Is he expecting closures over the coming months? “I’m expecting a lot of them,” comes the reply. “I’ve been amazed how places have found innovative ways to keep going but that can’t last forever if money isn’t coming into the tills.”

John Hughes (Independent)

None of this, of course, makes it any easier for Welsh or Scottish venues that will certainly lose some business on Friday as a result of restrictions. The idea of potential revenue going to England is “not good for morale,” as Edmund Inkin, a member of the Welsh Independent Restaurant Collective, told The Guardian.

Yet even in Monmouth – a town where the outskirts are split by the Welsh-English border – there appears to be a sense that, given how disastrous the panedmic has been on the hospitality sector as a whole, it is probably overstating things to suggest English pubs can now boom at the expense of their Welsh counterparts.

Here, there are two pubs within 300 yards or so of each other. The Bell sits in England; The Boat is across the Redbrook Bridge in Wales. Both, as it turns out, are sold out for New Year’s Eve.

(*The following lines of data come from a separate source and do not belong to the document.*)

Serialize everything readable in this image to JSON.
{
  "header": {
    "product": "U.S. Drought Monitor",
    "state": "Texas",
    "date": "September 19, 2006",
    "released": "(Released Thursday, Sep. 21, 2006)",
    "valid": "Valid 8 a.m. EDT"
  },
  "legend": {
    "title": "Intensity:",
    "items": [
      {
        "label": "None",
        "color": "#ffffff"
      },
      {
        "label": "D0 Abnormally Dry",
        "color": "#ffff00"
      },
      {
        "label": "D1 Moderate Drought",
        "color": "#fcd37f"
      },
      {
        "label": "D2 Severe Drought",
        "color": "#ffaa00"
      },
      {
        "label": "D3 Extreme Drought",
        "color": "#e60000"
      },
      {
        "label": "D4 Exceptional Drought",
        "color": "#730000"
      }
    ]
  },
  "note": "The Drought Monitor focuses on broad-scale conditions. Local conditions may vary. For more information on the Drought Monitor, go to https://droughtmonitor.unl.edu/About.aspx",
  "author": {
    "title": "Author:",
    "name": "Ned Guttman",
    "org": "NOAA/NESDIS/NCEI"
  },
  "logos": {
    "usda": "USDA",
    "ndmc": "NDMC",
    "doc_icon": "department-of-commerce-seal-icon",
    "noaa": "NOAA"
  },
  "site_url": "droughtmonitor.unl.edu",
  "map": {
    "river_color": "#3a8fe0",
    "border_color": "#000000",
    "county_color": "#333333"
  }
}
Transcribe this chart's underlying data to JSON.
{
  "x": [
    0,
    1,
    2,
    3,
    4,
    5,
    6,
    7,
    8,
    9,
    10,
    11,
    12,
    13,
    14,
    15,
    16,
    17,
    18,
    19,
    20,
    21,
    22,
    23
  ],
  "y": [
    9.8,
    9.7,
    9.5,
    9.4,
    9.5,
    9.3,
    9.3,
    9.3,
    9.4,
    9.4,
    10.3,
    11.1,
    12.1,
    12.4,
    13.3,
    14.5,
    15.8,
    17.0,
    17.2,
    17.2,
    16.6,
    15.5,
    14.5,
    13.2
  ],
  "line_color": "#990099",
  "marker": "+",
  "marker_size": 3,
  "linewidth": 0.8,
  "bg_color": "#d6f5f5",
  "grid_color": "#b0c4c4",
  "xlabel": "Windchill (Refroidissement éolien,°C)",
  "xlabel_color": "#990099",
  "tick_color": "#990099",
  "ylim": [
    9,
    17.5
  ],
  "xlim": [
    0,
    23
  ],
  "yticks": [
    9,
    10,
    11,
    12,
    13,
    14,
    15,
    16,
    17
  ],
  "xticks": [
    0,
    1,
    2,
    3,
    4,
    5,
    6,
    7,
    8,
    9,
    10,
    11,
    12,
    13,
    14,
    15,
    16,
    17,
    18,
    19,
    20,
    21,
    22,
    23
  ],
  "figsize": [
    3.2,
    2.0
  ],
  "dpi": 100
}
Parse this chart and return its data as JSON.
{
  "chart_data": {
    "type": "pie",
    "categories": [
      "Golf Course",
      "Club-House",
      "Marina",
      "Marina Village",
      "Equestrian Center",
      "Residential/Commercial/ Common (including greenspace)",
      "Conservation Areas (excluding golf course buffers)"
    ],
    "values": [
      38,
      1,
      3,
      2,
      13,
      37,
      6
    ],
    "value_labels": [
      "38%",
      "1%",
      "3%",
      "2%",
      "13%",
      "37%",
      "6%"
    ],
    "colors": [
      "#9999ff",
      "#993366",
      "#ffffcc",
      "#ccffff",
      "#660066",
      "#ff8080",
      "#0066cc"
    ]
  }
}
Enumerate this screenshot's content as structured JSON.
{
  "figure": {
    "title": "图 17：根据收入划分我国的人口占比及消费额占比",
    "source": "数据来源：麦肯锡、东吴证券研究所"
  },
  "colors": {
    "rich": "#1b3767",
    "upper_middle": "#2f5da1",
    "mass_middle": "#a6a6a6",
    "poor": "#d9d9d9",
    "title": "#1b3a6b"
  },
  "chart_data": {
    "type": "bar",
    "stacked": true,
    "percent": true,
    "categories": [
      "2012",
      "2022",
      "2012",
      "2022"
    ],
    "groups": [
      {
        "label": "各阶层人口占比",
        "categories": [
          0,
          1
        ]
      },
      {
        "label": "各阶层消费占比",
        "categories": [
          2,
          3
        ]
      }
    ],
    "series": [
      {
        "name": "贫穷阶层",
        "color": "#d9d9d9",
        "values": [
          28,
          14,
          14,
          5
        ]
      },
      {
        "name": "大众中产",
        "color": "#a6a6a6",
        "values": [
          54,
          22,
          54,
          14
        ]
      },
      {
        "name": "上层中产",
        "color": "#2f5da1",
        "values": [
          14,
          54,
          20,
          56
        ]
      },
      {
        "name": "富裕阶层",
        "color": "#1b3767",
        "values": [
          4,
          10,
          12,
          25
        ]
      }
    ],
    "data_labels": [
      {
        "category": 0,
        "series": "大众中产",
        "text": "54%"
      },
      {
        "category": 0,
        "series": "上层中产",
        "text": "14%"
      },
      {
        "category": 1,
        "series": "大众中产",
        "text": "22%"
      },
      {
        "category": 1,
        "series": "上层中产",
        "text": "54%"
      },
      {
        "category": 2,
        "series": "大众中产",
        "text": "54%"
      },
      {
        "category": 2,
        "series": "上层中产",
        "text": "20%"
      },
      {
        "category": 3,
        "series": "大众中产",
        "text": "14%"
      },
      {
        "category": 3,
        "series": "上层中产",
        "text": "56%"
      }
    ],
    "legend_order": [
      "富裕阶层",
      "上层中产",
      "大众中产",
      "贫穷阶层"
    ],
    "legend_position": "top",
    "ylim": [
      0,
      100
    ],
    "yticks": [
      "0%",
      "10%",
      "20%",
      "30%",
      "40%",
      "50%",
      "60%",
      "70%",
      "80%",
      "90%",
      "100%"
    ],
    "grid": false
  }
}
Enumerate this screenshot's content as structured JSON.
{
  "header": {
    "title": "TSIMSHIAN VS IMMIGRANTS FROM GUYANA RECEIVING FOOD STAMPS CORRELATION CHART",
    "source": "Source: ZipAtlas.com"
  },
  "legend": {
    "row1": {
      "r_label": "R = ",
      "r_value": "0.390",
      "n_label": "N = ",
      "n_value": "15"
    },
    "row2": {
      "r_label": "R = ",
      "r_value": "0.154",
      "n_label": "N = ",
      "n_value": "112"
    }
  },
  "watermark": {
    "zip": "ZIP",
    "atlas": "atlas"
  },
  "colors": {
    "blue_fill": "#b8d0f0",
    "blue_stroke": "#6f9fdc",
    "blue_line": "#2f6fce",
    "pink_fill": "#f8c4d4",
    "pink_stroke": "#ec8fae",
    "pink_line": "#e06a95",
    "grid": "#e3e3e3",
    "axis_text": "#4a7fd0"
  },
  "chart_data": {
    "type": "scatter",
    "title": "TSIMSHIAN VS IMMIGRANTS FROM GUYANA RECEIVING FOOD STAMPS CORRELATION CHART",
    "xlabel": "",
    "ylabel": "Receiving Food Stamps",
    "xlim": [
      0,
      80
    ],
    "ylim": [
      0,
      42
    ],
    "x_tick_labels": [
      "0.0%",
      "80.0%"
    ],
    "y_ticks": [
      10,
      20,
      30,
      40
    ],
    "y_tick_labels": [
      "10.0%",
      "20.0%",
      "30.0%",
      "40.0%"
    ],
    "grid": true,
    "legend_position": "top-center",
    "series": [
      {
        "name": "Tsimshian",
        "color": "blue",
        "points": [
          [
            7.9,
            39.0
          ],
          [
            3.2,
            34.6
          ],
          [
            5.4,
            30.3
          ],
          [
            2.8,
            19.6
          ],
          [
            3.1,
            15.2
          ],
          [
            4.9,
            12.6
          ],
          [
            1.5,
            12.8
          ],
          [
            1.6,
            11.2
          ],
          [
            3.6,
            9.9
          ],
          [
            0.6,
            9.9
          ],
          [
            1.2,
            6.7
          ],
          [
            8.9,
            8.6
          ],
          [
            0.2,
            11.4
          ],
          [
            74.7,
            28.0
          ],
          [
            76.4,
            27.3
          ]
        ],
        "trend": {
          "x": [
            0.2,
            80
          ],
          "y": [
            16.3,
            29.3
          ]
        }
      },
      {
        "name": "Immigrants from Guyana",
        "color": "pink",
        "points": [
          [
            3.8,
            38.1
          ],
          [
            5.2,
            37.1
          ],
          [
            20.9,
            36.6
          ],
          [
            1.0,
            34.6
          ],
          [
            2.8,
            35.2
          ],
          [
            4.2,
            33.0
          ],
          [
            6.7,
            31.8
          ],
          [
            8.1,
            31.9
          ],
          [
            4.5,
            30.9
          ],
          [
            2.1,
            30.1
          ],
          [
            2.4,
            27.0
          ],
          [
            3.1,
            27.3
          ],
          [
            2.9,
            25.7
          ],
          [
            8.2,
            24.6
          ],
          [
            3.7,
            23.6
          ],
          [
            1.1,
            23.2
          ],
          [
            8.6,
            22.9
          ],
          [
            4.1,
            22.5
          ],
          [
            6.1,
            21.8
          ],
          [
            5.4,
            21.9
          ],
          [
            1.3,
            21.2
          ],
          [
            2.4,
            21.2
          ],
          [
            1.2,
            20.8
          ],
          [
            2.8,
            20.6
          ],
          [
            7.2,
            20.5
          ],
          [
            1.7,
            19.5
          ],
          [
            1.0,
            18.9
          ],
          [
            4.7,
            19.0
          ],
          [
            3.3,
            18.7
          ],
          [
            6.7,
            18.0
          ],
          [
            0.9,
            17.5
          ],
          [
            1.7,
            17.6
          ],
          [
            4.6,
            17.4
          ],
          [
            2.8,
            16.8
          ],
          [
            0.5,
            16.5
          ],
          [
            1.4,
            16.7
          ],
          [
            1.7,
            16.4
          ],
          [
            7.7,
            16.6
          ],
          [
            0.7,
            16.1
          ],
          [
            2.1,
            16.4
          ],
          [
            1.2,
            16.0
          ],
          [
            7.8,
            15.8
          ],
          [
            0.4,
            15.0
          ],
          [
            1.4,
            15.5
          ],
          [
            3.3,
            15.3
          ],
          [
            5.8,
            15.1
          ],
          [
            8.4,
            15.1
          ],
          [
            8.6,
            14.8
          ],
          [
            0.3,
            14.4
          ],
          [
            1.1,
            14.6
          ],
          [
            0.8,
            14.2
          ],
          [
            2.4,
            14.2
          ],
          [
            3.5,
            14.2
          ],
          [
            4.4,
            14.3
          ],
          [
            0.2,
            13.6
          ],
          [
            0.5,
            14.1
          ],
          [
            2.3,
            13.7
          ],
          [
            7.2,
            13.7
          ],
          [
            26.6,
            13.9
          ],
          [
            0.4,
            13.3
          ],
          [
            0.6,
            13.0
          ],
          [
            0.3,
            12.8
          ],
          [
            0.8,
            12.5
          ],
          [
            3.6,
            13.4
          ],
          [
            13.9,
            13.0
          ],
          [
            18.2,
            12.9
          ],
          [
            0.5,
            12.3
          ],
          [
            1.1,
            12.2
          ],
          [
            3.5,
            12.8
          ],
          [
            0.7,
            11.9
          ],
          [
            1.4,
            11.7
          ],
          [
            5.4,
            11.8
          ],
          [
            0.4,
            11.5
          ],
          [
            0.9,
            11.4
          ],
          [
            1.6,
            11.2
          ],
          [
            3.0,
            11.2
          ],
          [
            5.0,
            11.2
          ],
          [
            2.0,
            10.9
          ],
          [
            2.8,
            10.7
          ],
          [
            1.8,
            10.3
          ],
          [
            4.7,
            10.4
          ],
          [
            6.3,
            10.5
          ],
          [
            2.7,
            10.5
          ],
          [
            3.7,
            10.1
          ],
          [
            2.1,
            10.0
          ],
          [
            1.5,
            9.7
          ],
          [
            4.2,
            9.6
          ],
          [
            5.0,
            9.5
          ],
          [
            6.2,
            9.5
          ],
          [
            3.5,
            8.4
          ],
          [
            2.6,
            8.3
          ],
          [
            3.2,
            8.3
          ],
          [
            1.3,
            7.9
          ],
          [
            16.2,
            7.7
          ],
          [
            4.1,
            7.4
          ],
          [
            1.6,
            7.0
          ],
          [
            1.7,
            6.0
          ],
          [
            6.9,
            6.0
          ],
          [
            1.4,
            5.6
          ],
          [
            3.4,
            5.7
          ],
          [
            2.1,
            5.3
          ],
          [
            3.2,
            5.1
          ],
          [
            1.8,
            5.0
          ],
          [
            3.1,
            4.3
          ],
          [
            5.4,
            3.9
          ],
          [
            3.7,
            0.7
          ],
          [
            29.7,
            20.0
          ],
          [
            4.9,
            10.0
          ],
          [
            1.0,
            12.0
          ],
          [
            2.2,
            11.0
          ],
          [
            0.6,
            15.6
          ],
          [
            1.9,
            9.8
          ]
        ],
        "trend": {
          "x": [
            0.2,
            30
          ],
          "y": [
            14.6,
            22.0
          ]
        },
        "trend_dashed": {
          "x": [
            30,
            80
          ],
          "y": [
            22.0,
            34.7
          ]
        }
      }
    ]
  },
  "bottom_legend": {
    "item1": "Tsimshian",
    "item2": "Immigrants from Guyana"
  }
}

“It’s a bit daft that there’s one rule for one side of the river and one rule for another,” says Harry Bicker, barman at The Boat. “It doesn’t make sense. But it’s not like we’re not getting customers in. It’s just they have to sit down before they get served, which a lot of our locals quite like.”

Across at The Bell, owner Nick Till agrees. “This thing that we’re seeing hoards of people coming across the border because of the rule-of-six, it’s just not happening,” he says. “It’s make-belief. Most people have been doing what they always do: having a drink in both pubs.”